Antonella Fleitas, who lives in Argentina, was looking for virtual-assistant opportunities when she found herself working for an MLM. “I thought it was a services company, and then I was suddenly in a WhatsApp group with all the motivational messages,” Fleitas said, who decided to walk away after being greeted by MLM “hunbots.”
The “hunbots”—the people who reach out to prospective MLM members with a “Hey hun, I have a new opportunity for you”—have almost become a caricature in the anti-MLM content space. Analyzing the actions of these hunbots, as many anti-MLM creators have noted, is complicated. Some hunbots may know that getting people beneath them is how they’ll make money, while others may think they are actually giving someone else an opportunity.
Anti-MLM content has taught people like Fleitas to cut loose from these scams before they get sucked in. “Everything is organized to seem [like] something that it is not, [and there are] all the training and how they teach people how to lie,” Fleitas said.
Anti-MLM content is often created by former MLM people, so they have experience with their predatory nature first hand, like YouTuber Josie, who runs the YouTuber channel Not The Good Girl, and Kendall Rae, a true-crime YouTuber, who talks about the way she was sucked into Mary Kay Cosmetics and lost money whenever she covers a case involving an MLM.
But other ex-MLM people may be hesitant to share their experiences, for fear of being judged for being drawn into MLMs in the first place.
“They are often embarrassed at how they behaved when they were in the MLM, the money they lost, and the fact they were taken in,” said psychotherapist Hannah Martin, who hosts the podcast “Get Rich Slow.”
Anti-MLM content stands in opposition to the PR of some MLMs that have been running for decades. An issue is that some companies that have turned into MLMs seem reputable. Avon, for example, was founded in the 19th century, and it used to be a direct sales company. Because people trusted their makeup, when they have become more MLM-style business in the past 20 years, it has been more challenging to bring down certain tactics from this company.
Throughout the mid to late 20th century, stay-at-home mothers and other people would hold parties to sell products from direct-to-sell companies, like Tupperware parties. It was a way for women to create communities, and now, MLMs are tearing up friendship groups due to their cult-ish practices. Melinda Wedde, a Pittsburgh-based mom and yoga teacher originally from Indiana, grew up going to “parties” in which moms would get recruited to become salespeople and to buy products. In fact, Wedde’s first make-up kit was from Mary Kay Cosmetics, and her grandma was an Avon lady. Over the past few decades, many of these direct-to-sell companies have become more explicitly MLMs.

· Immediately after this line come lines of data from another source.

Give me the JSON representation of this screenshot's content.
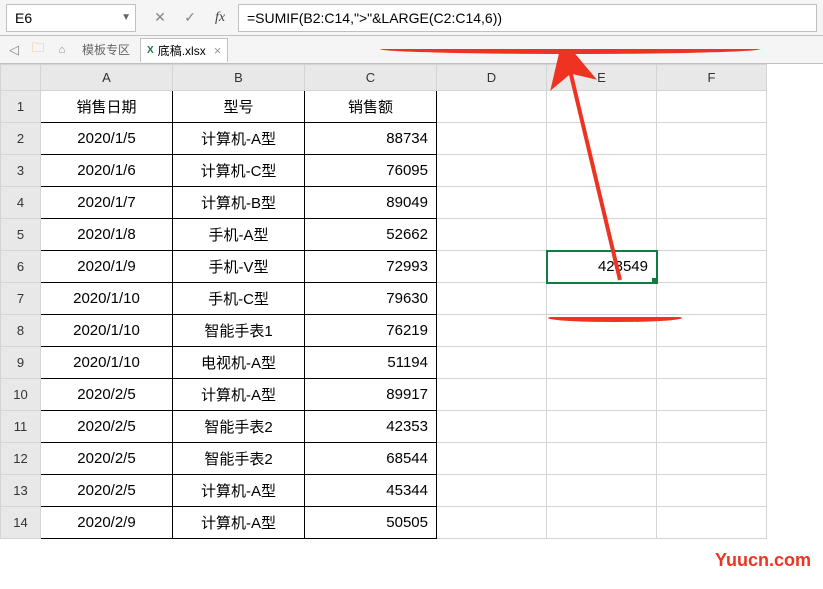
{
  "nameBox": "E6",
  "formula": "=SUMIF(B2:C14,\">\"&LARGE(C2:C14,6))",
  "docTabs": {
    "templateZone": "模板专区",
    "file": "底稿.xlsx"
  },
  "columns": [
    "A",
    "B",
    "C",
    "D",
    "E",
    "F"
  ],
  "headers": {
    "A": "销售日期",
    "B": "型号",
    "C": "销售额"
  },
  "rows": [
    {
      "n": "1"
    },
    {
      "n": "2",
      "A": "2020/1/5",
      "B": "计算机-A型",
      "C": "88734"
    },
    {
      "n": "3",
      "A": "2020/1/6",
      "B": "计算机-C型",
      "C": "76095"
    },
    {
      "n": "4",
      "A": "2020/1/7",
      "B": "计算机-B型",
      "C": "89049"
    },
    {
      "n": "5",
      "A": "2020/1/8",
      "B": "手机-A型",
      "C": "52662"
    },
    {
      "n": "6",
      "A": "2020/1/9",
      "B": "手机-V型",
      "C": "72993",
      "E": "423549"
    },
    {
      "n": "7",
      "A": "2020/1/10",
      "B": "手机-C型",
      "C": "79630"
    },
    {
      "n": "8",
      "A": "2020/1/10",
      "B": "智能手表1",
      "C": "76219"
    },
    {
      "n": "9",
      "A": "2020/1/10",
      "B": "电视机-A型",
      "C": "51194"
    },
    {
      "n": "10",
      "A": "2020/2/5",
      "B": "计算机-A型",
      "C": "89917"
    },
    {
      "n": "11",
      "A": "2020/2/5",
      "B": "智能手表2",
      "C": "42353"
    },
    {
      "n": "12",
      "A": "2020/2/5",
      "B": "智能手表2",
      "C": "68544"
    },
    {
      "n": "13",
      "A": "2020/2/5",
      "B": "计算机-A型",
      "C": "45344"
    },
    {
      "n": "14",
      "A": "2020/2/9",
      "B": "计算机-A型",
      "C": "50505"
    }
  ],
  "watermark": "Yuucn.com"
}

“A lot of it is regional, and that’s part of the predatory practice,” Wedde said. As an article from Vox notes, MLMs have traditionally been more popular in the Midwest and South, but they have spread throughout the United States. Wedde shares anti-MLM content because she doesn’t “want people to lose money” or “fall in too deep.”

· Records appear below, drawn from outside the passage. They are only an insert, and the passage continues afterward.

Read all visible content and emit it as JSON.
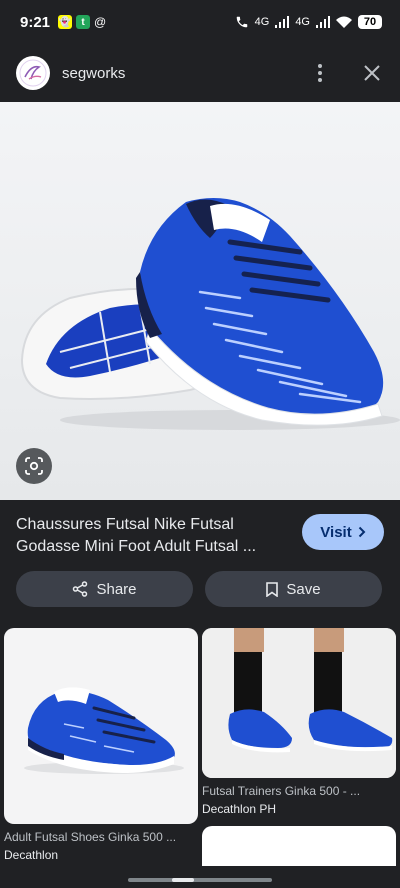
{
  "status": {
    "time": "9:21",
    "badges": [
      "snapchat-icon",
      "t-icon",
      "threads-icon"
    ],
    "battery": "70",
    "network": "4G"
  },
  "header": {
    "site_name": "segworks"
  },
  "result": {
    "title": "Chaussures Futsal Nike Futsal Godasse Mini Foot Adult Futsal ...",
    "visit_label": "Visit",
    "share_label": "Share",
    "save_label": "Save"
  },
  "related": [
    {
      "title": "Adult Futsal Shoes Ginka 500 ...",
      "source": "Decathlon"
    },
    {
      "title": "Futsal Trainers Ginka 500 - ...",
      "source": "Decathlon PH"
    }
  ],
  "colors": {
    "background": "#202124",
    "accent": "#a8c7fa",
    "shoe_blue": "#1f4fd1"
  }
}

If MLMs were banned internationally tomorrow, people will continue to watch videos on companies like Avon and LuLaRoe, tracing their rise and their fall. But, as some anti-MLM content points out, we’re going to need better policies in the United States to support those MLMs prey upon. So, they are not put in a place where they feel like they have to pursue risky career options that can hurt them financially for a potential positive trade-off.